Lapstone Oval is a sports precinct  in Lapstone, New South Wales. It supports sport all year round. The name Lapstone Oval covers all of the 3 different types of sporting facilities and not just the rugby field as is thought by some people, however the mightiest club in Subbies Rugby calls Lapstone Oval home. It is known to many opposition teams as the Graveyard; as many teams come to the foot of the mountains to be buried by the mighty Blue Men. Curator Matthew Lehn welcomes opposing teams with "welcome to the Graveyard"

Facilities 
There are a few features at Lapstone Oval.

 A rugby union field
 16 netball courts (10 are asphalt and the other 6 are grass)
 2 tennis courts which overlook the rugby field and half of the grass netball courts
 A small play area for younger children

During the winter months there is a canteen running at the bottom of the netball club-house and a BBQ on the grass next to it.

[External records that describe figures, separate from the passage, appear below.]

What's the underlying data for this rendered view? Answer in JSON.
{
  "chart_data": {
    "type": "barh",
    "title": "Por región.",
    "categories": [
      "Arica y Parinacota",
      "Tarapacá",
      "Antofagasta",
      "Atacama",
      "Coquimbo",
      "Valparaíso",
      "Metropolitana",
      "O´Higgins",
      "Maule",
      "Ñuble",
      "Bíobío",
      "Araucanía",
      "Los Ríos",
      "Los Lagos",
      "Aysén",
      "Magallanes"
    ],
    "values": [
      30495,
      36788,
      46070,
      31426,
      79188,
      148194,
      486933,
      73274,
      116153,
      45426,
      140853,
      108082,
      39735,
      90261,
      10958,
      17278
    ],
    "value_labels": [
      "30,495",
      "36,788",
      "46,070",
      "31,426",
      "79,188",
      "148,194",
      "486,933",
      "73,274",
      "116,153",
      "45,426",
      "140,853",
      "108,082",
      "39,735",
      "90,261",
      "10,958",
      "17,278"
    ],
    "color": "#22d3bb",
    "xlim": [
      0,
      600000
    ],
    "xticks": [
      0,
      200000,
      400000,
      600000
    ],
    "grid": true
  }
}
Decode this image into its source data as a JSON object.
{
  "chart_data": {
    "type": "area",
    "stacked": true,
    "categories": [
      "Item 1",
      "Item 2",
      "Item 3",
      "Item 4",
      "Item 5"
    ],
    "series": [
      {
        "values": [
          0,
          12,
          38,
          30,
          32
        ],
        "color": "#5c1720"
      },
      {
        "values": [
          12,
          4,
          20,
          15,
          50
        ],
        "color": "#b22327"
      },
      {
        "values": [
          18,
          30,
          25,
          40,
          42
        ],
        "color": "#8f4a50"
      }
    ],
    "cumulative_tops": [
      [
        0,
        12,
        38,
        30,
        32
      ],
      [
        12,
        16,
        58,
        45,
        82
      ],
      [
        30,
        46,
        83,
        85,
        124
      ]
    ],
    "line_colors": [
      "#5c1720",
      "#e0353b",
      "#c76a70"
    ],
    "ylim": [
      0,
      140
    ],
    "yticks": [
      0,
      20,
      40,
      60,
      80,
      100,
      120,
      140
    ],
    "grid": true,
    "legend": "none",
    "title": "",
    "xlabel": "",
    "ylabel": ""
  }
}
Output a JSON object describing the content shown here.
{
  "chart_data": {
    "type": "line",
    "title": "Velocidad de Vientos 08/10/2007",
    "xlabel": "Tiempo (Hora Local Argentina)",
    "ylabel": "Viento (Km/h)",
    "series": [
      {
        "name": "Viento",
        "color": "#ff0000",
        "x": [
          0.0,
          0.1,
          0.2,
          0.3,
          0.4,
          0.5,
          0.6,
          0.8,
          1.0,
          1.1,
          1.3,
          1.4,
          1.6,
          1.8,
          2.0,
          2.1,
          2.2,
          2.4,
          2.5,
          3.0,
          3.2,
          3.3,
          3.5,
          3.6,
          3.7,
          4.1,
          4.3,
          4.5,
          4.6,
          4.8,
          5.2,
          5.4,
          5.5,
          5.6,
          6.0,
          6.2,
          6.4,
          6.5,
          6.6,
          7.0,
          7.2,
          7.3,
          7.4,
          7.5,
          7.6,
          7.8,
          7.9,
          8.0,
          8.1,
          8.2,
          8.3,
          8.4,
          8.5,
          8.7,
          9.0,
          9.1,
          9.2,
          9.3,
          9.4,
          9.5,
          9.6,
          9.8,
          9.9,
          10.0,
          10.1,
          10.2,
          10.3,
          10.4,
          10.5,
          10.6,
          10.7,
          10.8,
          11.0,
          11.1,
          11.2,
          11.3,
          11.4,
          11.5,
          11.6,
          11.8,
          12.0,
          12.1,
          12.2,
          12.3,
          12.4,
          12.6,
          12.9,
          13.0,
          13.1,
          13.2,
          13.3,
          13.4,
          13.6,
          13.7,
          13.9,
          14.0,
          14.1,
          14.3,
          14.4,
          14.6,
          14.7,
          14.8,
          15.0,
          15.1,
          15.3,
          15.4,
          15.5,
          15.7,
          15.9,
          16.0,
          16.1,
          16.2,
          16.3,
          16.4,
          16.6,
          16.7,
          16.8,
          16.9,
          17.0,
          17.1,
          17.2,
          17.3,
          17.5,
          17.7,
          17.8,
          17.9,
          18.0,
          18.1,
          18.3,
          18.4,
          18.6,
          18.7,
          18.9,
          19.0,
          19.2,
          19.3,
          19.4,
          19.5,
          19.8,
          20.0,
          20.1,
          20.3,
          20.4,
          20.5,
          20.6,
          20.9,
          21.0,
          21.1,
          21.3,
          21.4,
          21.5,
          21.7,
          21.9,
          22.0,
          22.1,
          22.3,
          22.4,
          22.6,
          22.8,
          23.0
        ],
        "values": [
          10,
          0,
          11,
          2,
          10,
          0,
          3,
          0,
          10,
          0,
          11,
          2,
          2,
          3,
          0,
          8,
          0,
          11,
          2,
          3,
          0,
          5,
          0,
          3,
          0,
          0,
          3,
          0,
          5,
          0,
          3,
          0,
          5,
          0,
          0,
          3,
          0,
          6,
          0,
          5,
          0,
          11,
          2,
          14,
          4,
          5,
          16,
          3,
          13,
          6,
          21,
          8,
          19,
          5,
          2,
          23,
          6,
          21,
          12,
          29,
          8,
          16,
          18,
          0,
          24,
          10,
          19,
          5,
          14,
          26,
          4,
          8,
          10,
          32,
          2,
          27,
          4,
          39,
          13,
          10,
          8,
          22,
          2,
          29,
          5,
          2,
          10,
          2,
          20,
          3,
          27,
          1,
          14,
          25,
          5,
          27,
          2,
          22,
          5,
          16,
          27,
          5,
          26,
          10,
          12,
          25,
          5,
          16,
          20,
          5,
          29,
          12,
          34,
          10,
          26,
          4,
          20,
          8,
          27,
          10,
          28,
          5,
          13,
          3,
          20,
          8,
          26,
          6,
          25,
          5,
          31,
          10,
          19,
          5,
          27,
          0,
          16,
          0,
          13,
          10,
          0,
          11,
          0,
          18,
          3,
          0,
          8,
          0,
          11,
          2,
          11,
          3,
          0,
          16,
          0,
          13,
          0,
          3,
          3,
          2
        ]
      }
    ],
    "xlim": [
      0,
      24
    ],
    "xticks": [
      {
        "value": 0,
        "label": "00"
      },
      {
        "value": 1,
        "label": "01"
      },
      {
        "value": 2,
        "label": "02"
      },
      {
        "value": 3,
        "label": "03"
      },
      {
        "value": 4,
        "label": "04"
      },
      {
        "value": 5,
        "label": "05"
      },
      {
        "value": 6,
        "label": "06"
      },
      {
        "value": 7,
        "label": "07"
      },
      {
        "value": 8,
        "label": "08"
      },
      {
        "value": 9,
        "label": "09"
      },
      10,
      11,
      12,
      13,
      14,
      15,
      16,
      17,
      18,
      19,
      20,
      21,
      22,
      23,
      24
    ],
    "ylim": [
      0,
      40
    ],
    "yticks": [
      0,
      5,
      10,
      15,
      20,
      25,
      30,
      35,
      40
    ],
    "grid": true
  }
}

A mobile coffee van turns up each week as well.

Home teams 
Several teams call the oval their home ground.

Netball 
Lapstone Oval is not a home ground to any of the netball teams in the Blue Mountains Netball Association (BMNA) as they all play there every week. 
The Blue Mountains Netball Representatives train at the oval.

Cricket 
Although some teams from Glenbrook-Blaxland Cricket Club (GBCC)  play some of their games at Lapstone the club doesn't have a single home ground. They also play in:

 Glenbrook
 Blaxland

Rugby Union 
The Blue Mountains Rugby Club (also known as Blueys or Blue Tongues) call the oval home. It is where they play their home games and they also have a club house at the ground.

Winter sport
In winter 2 sports are played at Lapstone Oval. They are:

 Rugby Union
 Netball

Summer sport
During the summer an artificial cricket pitch is placed into the centre of the rugby field. In the past few summers the rugby goal posts have been taken out.